Amateurs de politique-fiction, de séries croustillantes sur les allées du pouvoir, férus d'informations choc sur les coulisses gouvernementales, vous ne serez pas déçus par la lecture des Infiltrés.

Ici les Infiltrés ne sont ni des espions ni des journalistes en quête de scoop.
Ce terme désigne les multiples cabinets de consulting auxquels les services de l'Etat font appel pour résoudre d'épineuses questions.

Du genre : comment réformer les retraites, diminuer le nombre d'agents de la Fonction Publique, comment calmer les Gilets Jaunes, pister les terroristes, optimiser l'organisation d'un Ministère, accélérer la vaccination contre le covid 19, pallier les lenteurs et la lourdeur du système judiciaire.
Tous les secteurs sont concernés : la Santé, la Justice, l'Armée, l'Education Nationale, les Finances, aucun projet, aucune réforme, aucune politique publique ne peut se passer des conseils, avis, rapports d'audit des Consultants.
Pour la plupart de gros cabinets d'experts en tous genres, qui ont des antennes un peu partout dans le monde et des effectifs pléthoriques.
Mc Kinsey, 33000 salariés, dont 620 en France. Deloitte: 345 000 salariés, dont 2570 en France.
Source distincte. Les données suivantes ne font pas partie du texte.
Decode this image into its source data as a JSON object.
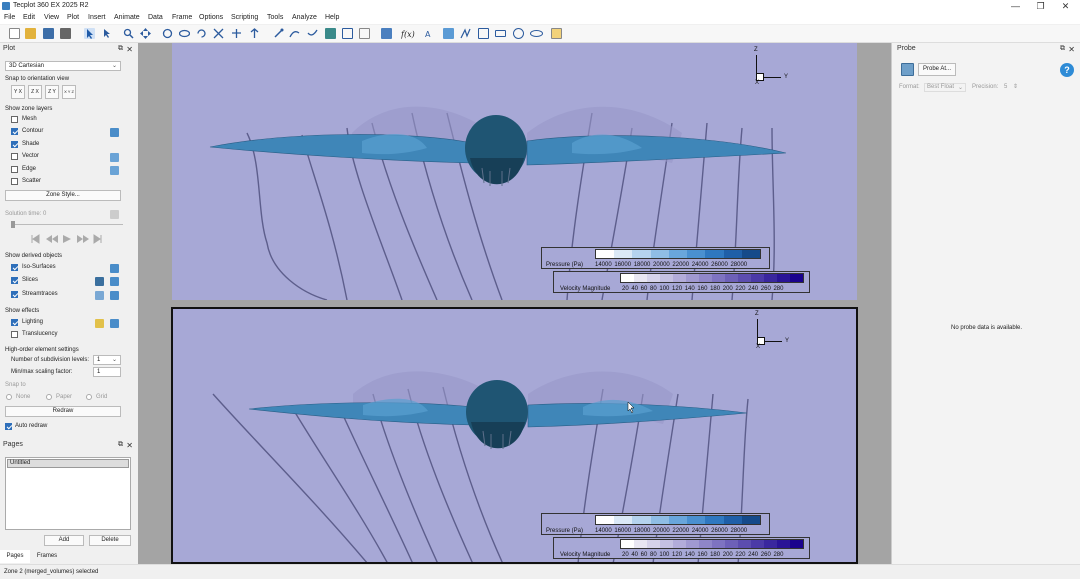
{
  "window": {
    "title": "Tecplot 360 EX 2025 R2",
    "controls": [
      "—",
      "❐",
      "✕"
    ]
  },
  "menu": [
    "File",
    "Edit",
    "View",
    "Plot",
    "Insert",
    "Animate",
    "Data",
    "Frame",
    "Options",
    "Scripting",
    "Tools",
    "Analyze",
    "Help"
  ],
  "plot_panel": {
    "title": "Plot",
    "plot_type": "3D Cartesian",
    "snap_label": "Snap to orientation view",
    "snap_views": [
      "Y X",
      "Z X",
      "Z Y",
      "X Y Z"
    ],
    "zone_layers_label": "Show zone layers",
    "zone_layers": [
      {
        "label": "Mesh",
        "checked": false
      },
      {
        "label": "Contour",
        "checked": true
      },
      {
        "label": "Shade",
        "checked": true
      },
      {
        "label": "Vector",
        "checked": false
      },
      {
        "label": "Edge",
        "checked": false
      },
      {
        "label": "Scatter",
        "checked": false
      }
    ],
    "zone_style_button": "Zone Style...",
    "solution_time": "Solution time: 0",
    "derived_label": "Show derived objects",
    "derived": [
      {
        "label": "Iso-Surfaces",
        "checked": true
      },
      {
        "label": "Slices",
        "checked": true
      },
      {
        "label": "Streamtraces",
        "checked": true
      }
    ],
    "effects_label": "Show effects",
    "effects": [
      {
        "label": "Lighting",
        "checked": true
      },
      {
        "label": "Translucency",
        "checked": false
      }
    ],
    "high_order_label": "High-order element settings",
    "subdivision_label": "Number of subdivision levels:",
    "subdivision_value": "1",
    "scaling_label": "Min/max scaling factor:",
    "scaling_value": "1",
    "snap_to_label": "Snap to",
    "snap_to_options": [
      "None",
      "Paper",
      "Grid"
    ],
    "redraw_button": "Redraw",
    "auto_redraw_label": "Auto redraw",
    "auto_redraw_checked": true
  },
  "pages_panel": {
    "title": "Pages",
    "items": [
      "Untitled"
    ],
    "add_button": "Add",
    "delete_button": "Delete",
    "tabs": [
      "Pages",
      "Frames"
    ]
  },
  "status": "Zone 2 (merged_volumes) selected",
  "frames": [
    {
      "axis": {
        "z": "Z",
        "y": "Y",
        "x": "X"
      },
      "pressure_legend": {
        "label": "Pressure (Pa)",
        "ticks": "14000 16000 18000 20000 22000 24000 26000 28000"
      },
      "velocity_legend": {
        "label": "Velocity Magnitude",
        "ticks": "20 40 60 80 100 120 140 160 180 200 220 240 260 280"
      }
    },
    {
      "axis": {
        "z": "Z",
        "y": "Y",
        "x": "X"
      },
      "pressure_legend": {
        "label": "Pressure (Pa)",
        "ticks": "14000 16000 18000 20000 22000 24000 26000 28000"
      },
      "velocity_legend": {
        "label": "Velocity Magnitude",
        "ticks": "20 40 60 80 100 120 140 160 180 200 220 240 260 280"
      }
    }
  ],
  "probe_panel": {
    "title": "Probe",
    "probe_button": "Probe At...",
    "format_label": "Format:",
    "format_value": "Best Float",
    "precision_label": "Precision:",
    "precision_value": "5",
    "empty_message": "No probe data is available."
  },
  "colors": {
    "frame_bg": "#a7a8d6",
    "accent": "#2e6fba",
    "pressure_scale": [
      "#ffffff",
      "#dbe9f6",
      "#b5d3ee",
      "#8fbde5",
      "#69a6dc",
      "#4a90d0",
      "#2f78c0",
      "#1f5fa8",
      "#154a8a"
    ],
    "velocity_scale": [
      "#ffffff",
      "#e8e6f2",
      "#d6d3ea",
      "#c4c0e2",
      "#b2acda",
      "#a099d1",
      "#8f86c9",
      "#7e73c1",
      "#6d60b8",
      "#5c4daf",
      "#4b3aa7",
      "#3a279e",
      "#2a1496",
      "#1a028d"
    ]
  }
}
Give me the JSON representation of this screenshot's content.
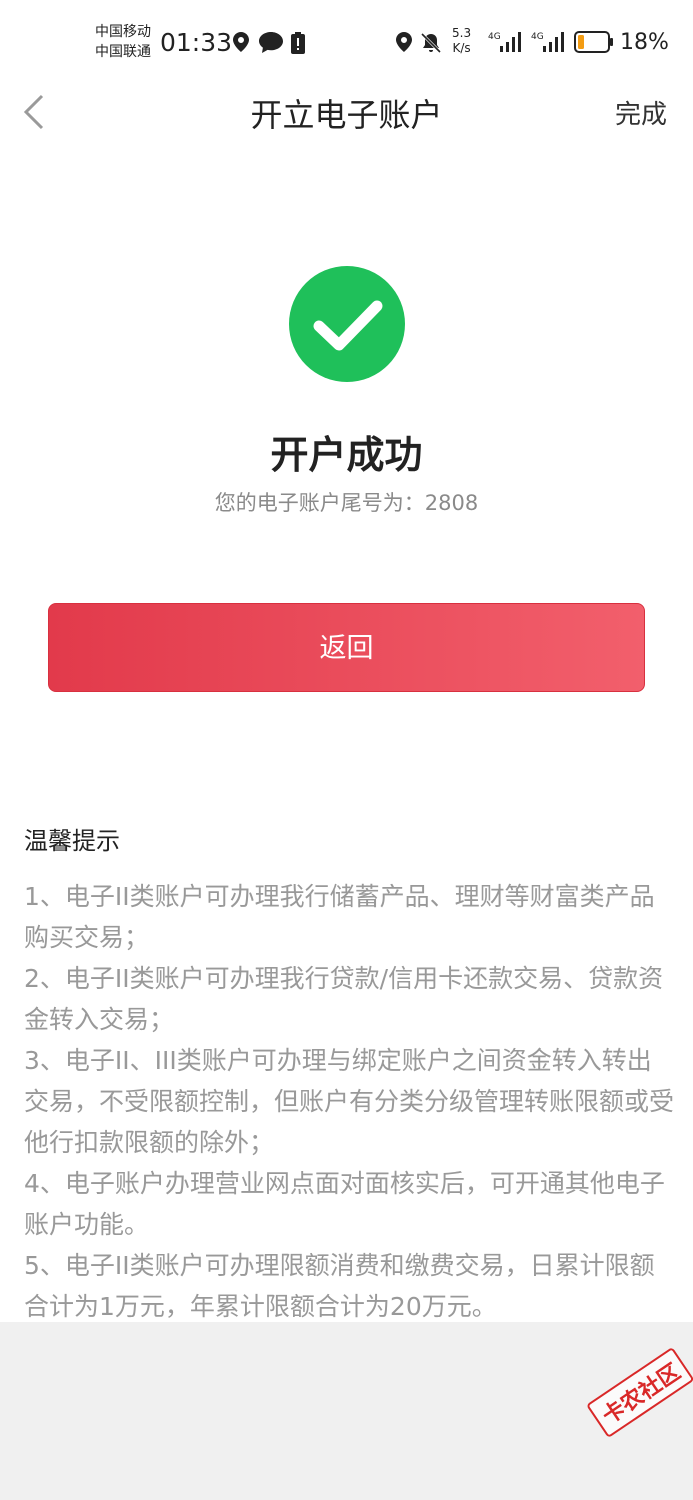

Accenture: 674 000 salariés, dont 7500 en France. Boston Consulting Group : 22 000 salariés dont 650 en France.
Un seul est français, Capgemini, expert en transformation digitale. 270 000 salariés, dont 1500 en France.

A quoi servent-ils? Officiellement, à épauler les équipes de nos méritants fonctionnaires, ces personnes au service de l'Etat, aussi consciencieuses que dévouées, dont la mission est de mettre en oeuvre les politiques de nos élus.
Fonctionnaires soumis à de nombreuses obligations, discrétion, loyauté, devoir de réserve, etc...
Fonctionnaires agissant sous le contrôle de Hauts-Fonctionnaires, eux-mêmes issus des Grandes Écoles où se forme l'élite de nos gouvernants.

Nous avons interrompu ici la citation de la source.